For imported filesystem runs (source_kind = 'imported_fs'), the import path can extract model from run.jsonmanifest.model_spec if present.

Consequences

Positive

  • Every run discloses its model, provider, and effort level — no guessing.
  • Multi-model flows show per-branch model, not just the session default.
  • Agent definition snapshots via hash enable "drift since this run" detection.
  • Cost attribution becomes possible (model → pricing table → cost per run).
  • Fully resolved model specs are stable and comparable.

Negative

  • Four new columns on sessions, three on branches. Reconciled via _reconcile_columns() — no migration runner needed.
  • Write path changes in agent.py, flow.py, fanout.py, _orchestration.py. Must ensure all paths write provenance.
  • Historical runs have NULL model — incomplete data for old runs.
  • agent_hash is a point-in-time snapshot; it doesn't store the actual content. If the agent file is deleted, the hash is unverifiable.
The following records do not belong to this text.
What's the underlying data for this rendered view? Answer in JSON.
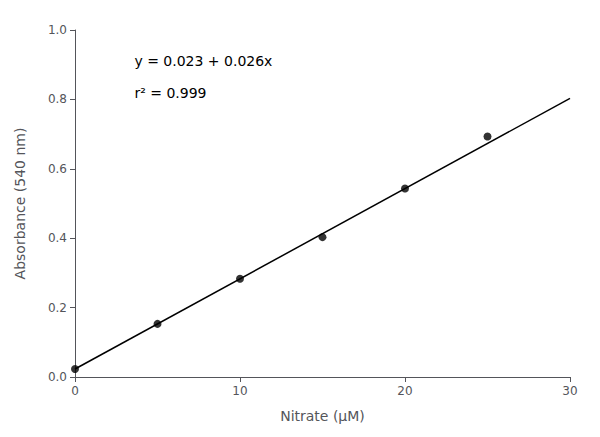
{
  "chart_data": {
    "type": "scatter",
    "xlabel": "Nitrate (μM)",
    "ylabel": "Absorbance (540 nm)",
    "annotations": [
      "y = 0.023 + 0.026x",
      "r² = 0.999"
    ],
    "series": [
      {
        "type": "scatter",
        "marker": "circle",
        "color": "#000000",
        "x": [
          0,
          5,
          10,
          15,
          20,
          25
        ],
        "values": [
          0.023,
          0.153,
          0.283,
          0.403,
          0.543,
          0.693
        ]
      },
      {
        "type": "line",
        "line_style": "solid",
        "color": "#000000",
        "x": [
          0,
          30
        ],
        "values": [
          0.023,
          0.803
        ]
      }
    ],
    "xlim": [
      0,
      30
    ],
    "xticks": [
      0,
      10,
      20,
      30
    ],
    "ylim": [
      0,
      1.0
    ],
    "yticks": [
      {
        "value": 0,
        "label": "0.0"
      },
      0.2,
      0.4,
      0.6,
      0.8,
      {
        "value": 1.0,
        "label": "1.0"
      }
    ],
    "grid": false
  }
}
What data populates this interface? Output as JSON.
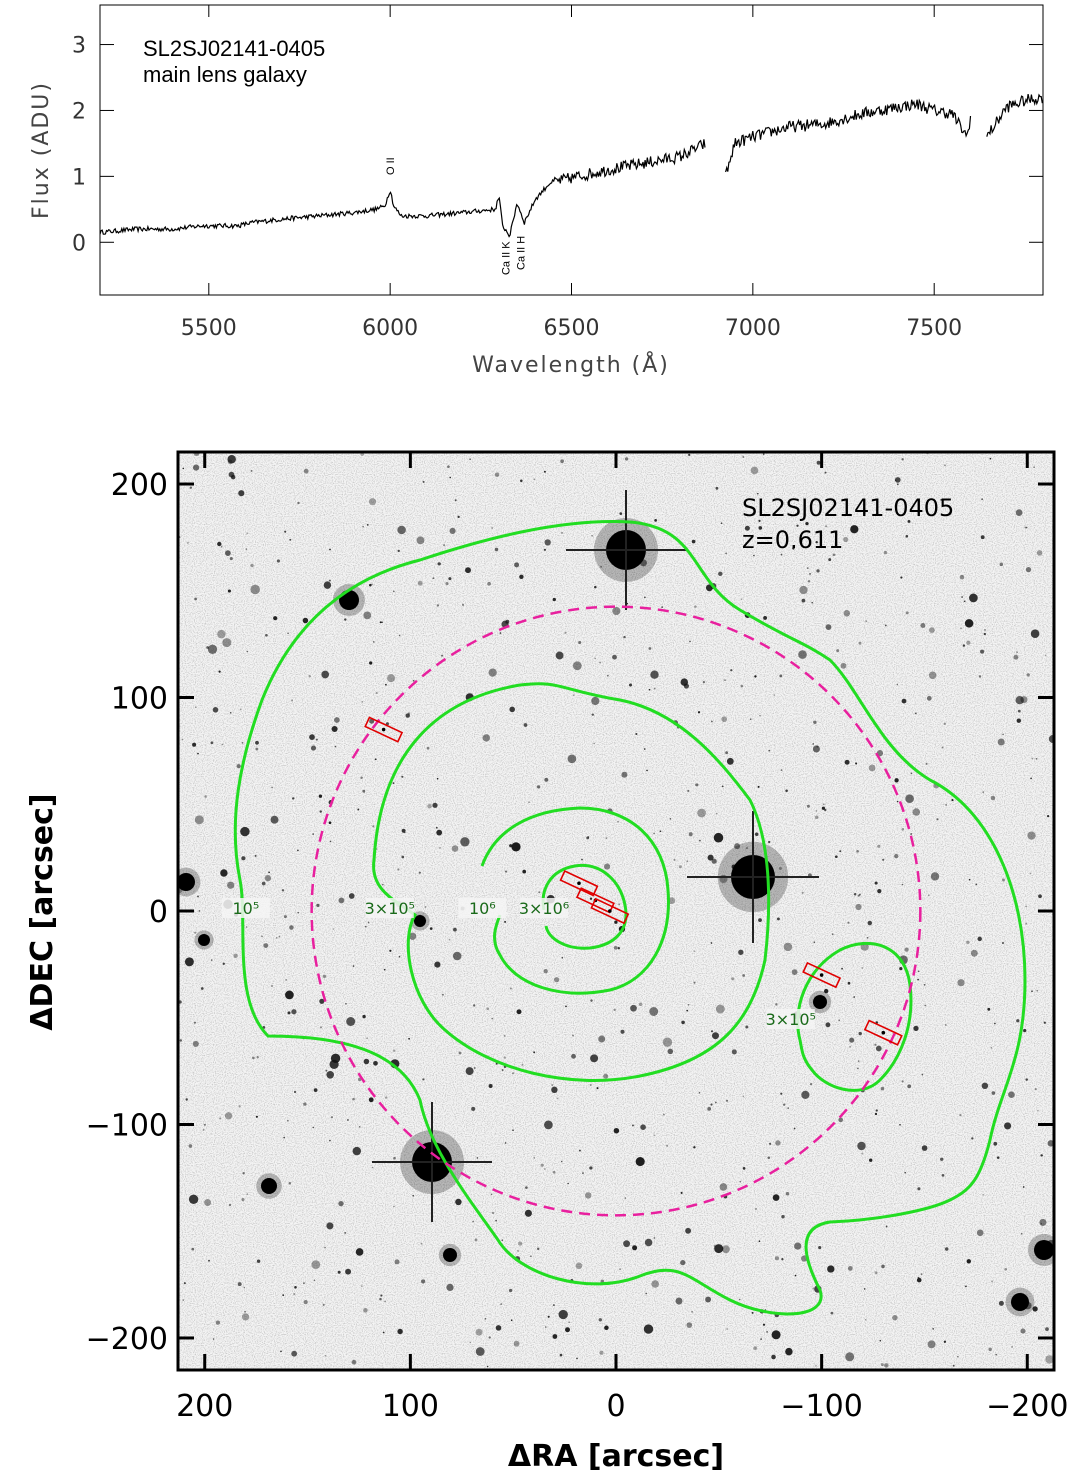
{
  "chart_data": [
    {
      "type": "line",
      "annotation": [
        "SL2SJ02141-0405",
        "main lens galaxy"
      ],
      "xlabel": "Wavelength (Å)",
      "ylabel": "Flux (ADU)",
      "xlim": [
        5200,
        7800
      ],
      "ylim": [
        -0.8,
        3.6
      ],
      "xticks": [
        5500,
        6000,
        6500,
        7000,
        7500
      ],
      "yticks": [
        0,
        1,
        2,
        3
      ],
      "line_ids": [
        {
          "label": "O II",
          "x": 6000
        },
        {
          "label": "Ca II K",
          "x": 6335
        },
        {
          "label": "Ca II H",
          "x": 6360
        }
      ],
      "gaps": [
        [
          6870,
          6925
        ],
        [
          7600,
          7645
        ]
      ],
      "series": [
        {
          "x": [
            5200,
            5300,
            5400,
            5480,
            5580,
            5620,
            5700,
            5800,
            5900,
            5960,
            5985,
            6000,
            6010,
            6030,
            6100,
            6200,
            6290,
            6300,
            6310,
            6330,
            6350,
            6370,
            6400,
            6440,
            6480,
            6520,
            6600,
            6700,
            6800,
            6870,
            6925,
            6950,
            7000,
            7100,
            7200,
            7300,
            7400,
            7450,
            7500,
            7550,
            7590,
            7600,
            7645,
            7700,
            7750,
            7800
          ],
          "y": [
            0.15,
            0.2,
            0.2,
            0.25,
            0.25,
            0.3,
            0.35,
            0.4,
            0.45,
            0.5,
            0.55,
            0.8,
            0.55,
            0.4,
            0.4,
            0.45,
            0.5,
            0.7,
            0.25,
            0.1,
            0.6,
            0.3,
            0.65,
            0.9,
            0.95,
            1.0,
            1.1,
            1.2,
            1.3,
            1.5,
            1.0,
            1.5,
            1.6,
            1.75,
            1.8,
            1.95,
            2.05,
            2.1,
            2.0,
            1.95,
            1.6,
            1.9,
            1.6,
            2.05,
            2.15,
            2.2
          ]
        }
      ]
    },
    {
      "type": "scatter",
      "annotation": [
        "SL2SJ02141-0405",
        "z=0.611"
      ],
      "xlabel": "ΔRA [arcsec]",
      "ylabel": "ΔDEC [arcsec]",
      "xlim": [
        213,
        -213
      ],
      "ylim": [
        -215,
        215
      ],
      "xticks": [
        200,
        100,
        0,
        -100,
        -200
      ],
      "yticks": [
        200,
        100,
        0,
        -100,
        -200
      ],
      "contour_labels": [
        {
          "text": "10⁵",
          "x": 180,
          "y": 0
        },
        {
          "text": "3×10⁵",
          "x": 110,
          "y": 0
        },
        {
          "text": "10⁶",
          "x": 65,
          "y": 0
        },
        {
          "text": "3×10⁶",
          "x": 35,
          "y": 0
        },
        {
          "text": "3×10⁵",
          "x": -85,
          "y": -52
        }
      ],
      "dashed_circle": {
        "center": [
          0,
          0
        ],
        "radius": 148
      },
      "slits": [
        {
          "x": 113,
          "y": 85
        },
        {
          "x": 18,
          "y": 13
        },
        {
          "x": 10,
          "y": 5
        },
        {
          "x": 3,
          "y": 0
        },
        {
          "x": -100,
          "y": -30
        },
        {
          "x": -130,
          "y": -57
        }
      ],
      "colors": {
        "contours": "#22dd22",
        "circle": "#e8209e",
        "slits": "#e00000",
        "contour_text": "#1a6a1a"
      }
    }
  ]
}
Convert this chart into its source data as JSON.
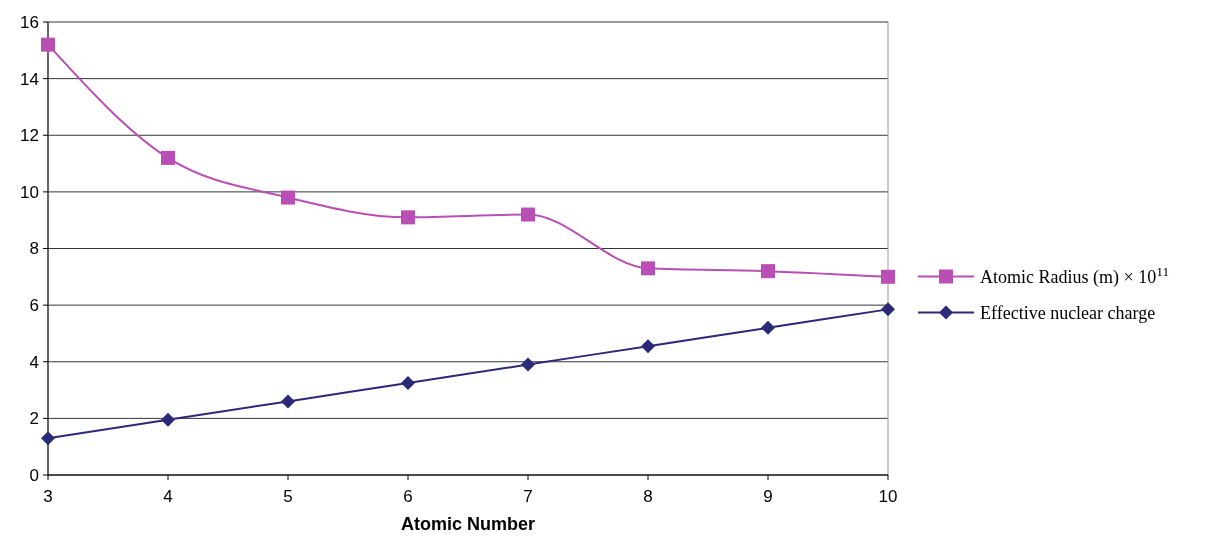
{
  "chart_data": {
    "type": "line",
    "xlabel": "Atomic Number",
    "x": [
      3,
      4,
      5,
      6,
      7,
      8,
      9,
      10
    ],
    "xlim": [
      3,
      10
    ],
    "xticks": [
      3,
      4,
      5,
      6,
      7,
      8,
      9,
      10
    ],
    "ylim": [
      0,
      16
    ],
    "yticks": [
      0,
      2,
      4,
      6,
      8,
      10,
      12,
      14,
      16
    ],
    "grid": "y",
    "legend": "right",
    "series": [
      {
        "name": "Atomic Radius (m) × 10$^{11}$",
        "color": "#b94fb4",
        "marker": "square",
        "values": [
          15.2,
          11.2,
          9.8,
          9.1,
          9.2,
          7.3,
          7.2,
          7.0
        ]
      },
      {
        "name": "Effective nuclear charge",
        "color": "#2a2a78",
        "marker": "diamond",
        "values": [
          1.3,
          1.95,
          2.6,
          3.25,
          3.9,
          4.55,
          5.2,
          5.85
        ]
      }
    ]
  }
}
Acceptable — the hash answers "same or different," not "what was it."

Alternatives Considered

Alternative Why Rejected
Store model in node_metadata JSON only Not queryable — "show all runs using opus" requires JSON parsing every row
Store full agent definition content Too large for a column; agent files can be multi-KB. Hash is sufficient for drift detection
Derive model from branch node_metadata Already attempted — write path is unreliable, data is missing in practice
Store user-input model string (e.g., "sonnet") Not stable — alias resolution changes over time. Resolved spec is canonical
Store model on sessions only (not branches) Loses per-agent model info for multi-model flows
Automated backfill from filesystem runs Model resolution is not deterministic from historical data — the agent profile and defaults may have changed since the run

References

  • ADR-0009 — SQLite state layer (sessions + branches schema)
  • ADR-0012 — Execution lineage (provenance columns)
  • ADR-0017 — Session lifecycle
  • lionagi/cli/agent.py — Session + branch creation
  • lionagi/cli/orchestrate/flow.py — FlowOp agent model resolution
  • lionagi/cli/_providers.pyparse_model_spec() resolution chain

Prior art

  • W3C PROV-DM (2013) — The Entity-Activity-Agent triple maps to lionagi's Session-Branch-Message model. Our provenance columns capture a simplified form of the PROV derivation relation.
  • Buneman-Khanna-Tan 2001 ("Why and Where: A Characterization of Data Provenance", ICDT) — Distinguishes why-provenance (which inputs produced this output) from where-provenance (which source contributed). agent_hash captures where-provenance; the branch message chain captures why-provenance.